Fu Jia, Li Meng, Rong Chunying, Zhao Dongbo, Liu Shubin
College of Chemistry and Chemical Engineering, Hunan Normal University, Changsha, Hunan, 410081, People's Republic of China.
Institute of Biomedical Research, Yunnan University, Kunming, 650500, People's Republic of China.
J Mol Model. 2024 Sep 18;30(10):341. doi: 10.1007/s00894-024-06116-7.
Electrophilicity and nucleophilicity are two vastly important chemical concepts gauging the capability of atoms in molecules to accept and donate the maximal number of electrons. In our earlier studies, we proposed to simultaneously quantify them using the Kullback-Leibler divergence from the information-theoretic approach in density functional theory. However, several issues with this scheme remain to be clarified such as its general validity, predictability, and relationship with other information-theoretic quantities. In this work, we revisit the matter with bigger datasets and deeper theoretical insights. Five information-theoretic quantities including Kullback-Leibler divergence, Hirshfeld charge, Ghost-Berkowitz-Parr entropy, and second and third orders of relative Onicescu information energy are found to be reliable and robust descriptors of electrophilicity and nucleophilicity propensities.
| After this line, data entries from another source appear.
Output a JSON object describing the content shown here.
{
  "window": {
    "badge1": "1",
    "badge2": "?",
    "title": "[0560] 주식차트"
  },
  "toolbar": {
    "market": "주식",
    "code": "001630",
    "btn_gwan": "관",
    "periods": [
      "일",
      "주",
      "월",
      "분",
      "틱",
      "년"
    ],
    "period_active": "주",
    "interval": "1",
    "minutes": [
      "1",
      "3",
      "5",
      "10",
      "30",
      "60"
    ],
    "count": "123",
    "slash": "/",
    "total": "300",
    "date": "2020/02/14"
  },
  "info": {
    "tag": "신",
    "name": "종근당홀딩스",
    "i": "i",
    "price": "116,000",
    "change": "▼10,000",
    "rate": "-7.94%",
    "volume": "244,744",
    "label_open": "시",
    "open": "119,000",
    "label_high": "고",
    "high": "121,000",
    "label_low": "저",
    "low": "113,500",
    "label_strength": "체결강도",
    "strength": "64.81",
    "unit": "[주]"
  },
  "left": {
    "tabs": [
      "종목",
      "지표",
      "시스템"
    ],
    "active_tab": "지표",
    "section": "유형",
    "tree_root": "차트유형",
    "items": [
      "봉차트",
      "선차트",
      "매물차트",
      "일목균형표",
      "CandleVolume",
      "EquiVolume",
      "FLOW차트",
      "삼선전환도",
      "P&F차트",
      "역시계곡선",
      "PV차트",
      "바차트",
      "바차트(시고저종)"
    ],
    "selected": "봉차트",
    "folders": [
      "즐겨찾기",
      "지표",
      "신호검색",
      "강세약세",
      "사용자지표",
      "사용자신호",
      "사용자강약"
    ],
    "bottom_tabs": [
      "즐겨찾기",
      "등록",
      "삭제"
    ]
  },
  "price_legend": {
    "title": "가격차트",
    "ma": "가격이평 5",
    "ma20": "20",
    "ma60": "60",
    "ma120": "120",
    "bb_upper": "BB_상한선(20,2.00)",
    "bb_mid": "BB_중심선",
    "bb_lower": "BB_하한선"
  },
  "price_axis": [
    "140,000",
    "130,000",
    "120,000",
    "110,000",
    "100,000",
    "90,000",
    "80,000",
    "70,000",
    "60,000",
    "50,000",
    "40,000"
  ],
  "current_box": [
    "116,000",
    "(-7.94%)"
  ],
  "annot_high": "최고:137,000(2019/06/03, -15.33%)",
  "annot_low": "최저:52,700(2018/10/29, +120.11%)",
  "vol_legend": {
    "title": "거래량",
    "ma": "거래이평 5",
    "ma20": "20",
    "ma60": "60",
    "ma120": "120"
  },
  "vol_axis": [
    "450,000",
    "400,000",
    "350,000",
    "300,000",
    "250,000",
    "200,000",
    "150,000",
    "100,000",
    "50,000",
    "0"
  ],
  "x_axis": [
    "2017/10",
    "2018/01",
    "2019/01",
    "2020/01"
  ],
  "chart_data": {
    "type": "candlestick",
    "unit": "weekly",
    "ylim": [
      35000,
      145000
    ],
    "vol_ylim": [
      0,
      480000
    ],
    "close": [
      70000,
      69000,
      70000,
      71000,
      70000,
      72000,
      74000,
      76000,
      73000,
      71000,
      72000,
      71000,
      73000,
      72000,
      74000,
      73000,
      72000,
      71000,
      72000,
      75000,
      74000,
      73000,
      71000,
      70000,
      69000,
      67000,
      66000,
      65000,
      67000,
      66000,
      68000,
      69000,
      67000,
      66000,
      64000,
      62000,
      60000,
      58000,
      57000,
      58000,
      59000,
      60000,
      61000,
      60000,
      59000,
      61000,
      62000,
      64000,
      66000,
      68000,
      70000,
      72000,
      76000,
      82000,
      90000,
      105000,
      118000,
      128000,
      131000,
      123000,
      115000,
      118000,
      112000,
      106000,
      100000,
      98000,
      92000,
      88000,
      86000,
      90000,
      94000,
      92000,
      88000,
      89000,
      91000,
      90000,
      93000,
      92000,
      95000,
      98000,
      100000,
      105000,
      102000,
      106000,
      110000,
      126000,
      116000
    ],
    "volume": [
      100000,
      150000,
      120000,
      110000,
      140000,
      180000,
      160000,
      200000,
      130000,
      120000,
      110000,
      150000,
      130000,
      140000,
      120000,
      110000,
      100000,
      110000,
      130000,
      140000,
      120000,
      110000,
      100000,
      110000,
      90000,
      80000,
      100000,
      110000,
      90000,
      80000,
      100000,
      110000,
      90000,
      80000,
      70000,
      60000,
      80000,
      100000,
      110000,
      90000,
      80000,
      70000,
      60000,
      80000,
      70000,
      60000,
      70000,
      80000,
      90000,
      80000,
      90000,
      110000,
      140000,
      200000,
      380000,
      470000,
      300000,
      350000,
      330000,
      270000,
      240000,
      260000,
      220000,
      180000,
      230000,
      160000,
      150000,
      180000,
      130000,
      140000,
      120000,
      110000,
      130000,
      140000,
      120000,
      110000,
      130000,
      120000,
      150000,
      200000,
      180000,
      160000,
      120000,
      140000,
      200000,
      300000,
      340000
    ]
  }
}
Employing these five descriptors, we design a list of new compounds and predict their electrophilicity and nucleophilicity scales. This work should markedly improve our confidence and capability in applying information-theoretic quantities to evaluate electrophilicity and nucleophilicity propensities and henceforth pave the route for more applications of these quantities from information-theoretic approach in density functional theory in the future.
All structures were fully optimized at the M06-2X/6-311 + G(d) level of DFT functional using the Gaussian 16 package (version C01) with integration grids and tight self-consistent-field convergence. The solvent effect was taken into account by using the implicit solvent model (CPCM) in the CHCl solvent, and all 3D contour surfaces of Fukui function, local temperature, and ITA (information-theoretic approach) quantities were generated by GaussView. The Multiwfn 3.8 program was used to calculate the ITA indexes and atomic charges.
亲电性和亲核性是两个极为重要的化学概念,用于衡量分子中原子接受和给出最大电子数的能力。在我们早期的研究中,我们提议使用密度泛函理论中信息论方法的库尔贝克-莱布勒散度来同时对它们进行量化。然而,该方案的几个问题仍有待阐明,例如其普遍有效性、可预测性以及与其他信息论量的关系。在这项工作中,我们使用更大的数据集和更深入的理论见解重新审视了这个问题。发现包括库尔贝克-莱布勒散度、赫希菲尔德电荷、幽灵-伯科维茨-帕尔熵以及相对奥尼塞库信息能量的二阶和三阶在内的五个信息论量是亲电性和亲核性倾向的可靠且稳健的描述符。利用这五个描述符,我们设计了一系列新化合物,并预测了它们的亲电性和亲核性标度。这项工作应显著提高我们应用信息论量来评估亲电性和亲核性倾向的信心和能力,从而为未来在密度泛函理论中从信息论方法更多地应用这些量铺平道路。
使用高斯16软件包(版本C01),在DFT泛函的M06 - 2X/6 - 311 + G(d)水平下,采用积分网格和紧密的自洽场收敛对所有结构进行了完全优化。通过在CHCl溶剂中使用隐式溶剂模型(CPCM)来考虑溶剂效应,并且通过GaussView生成福井函数、局部温度和ITA(信息论方法)量的所有三维等值面。使用Multiwfn 3.8程序计算ITA指数和原子电荷。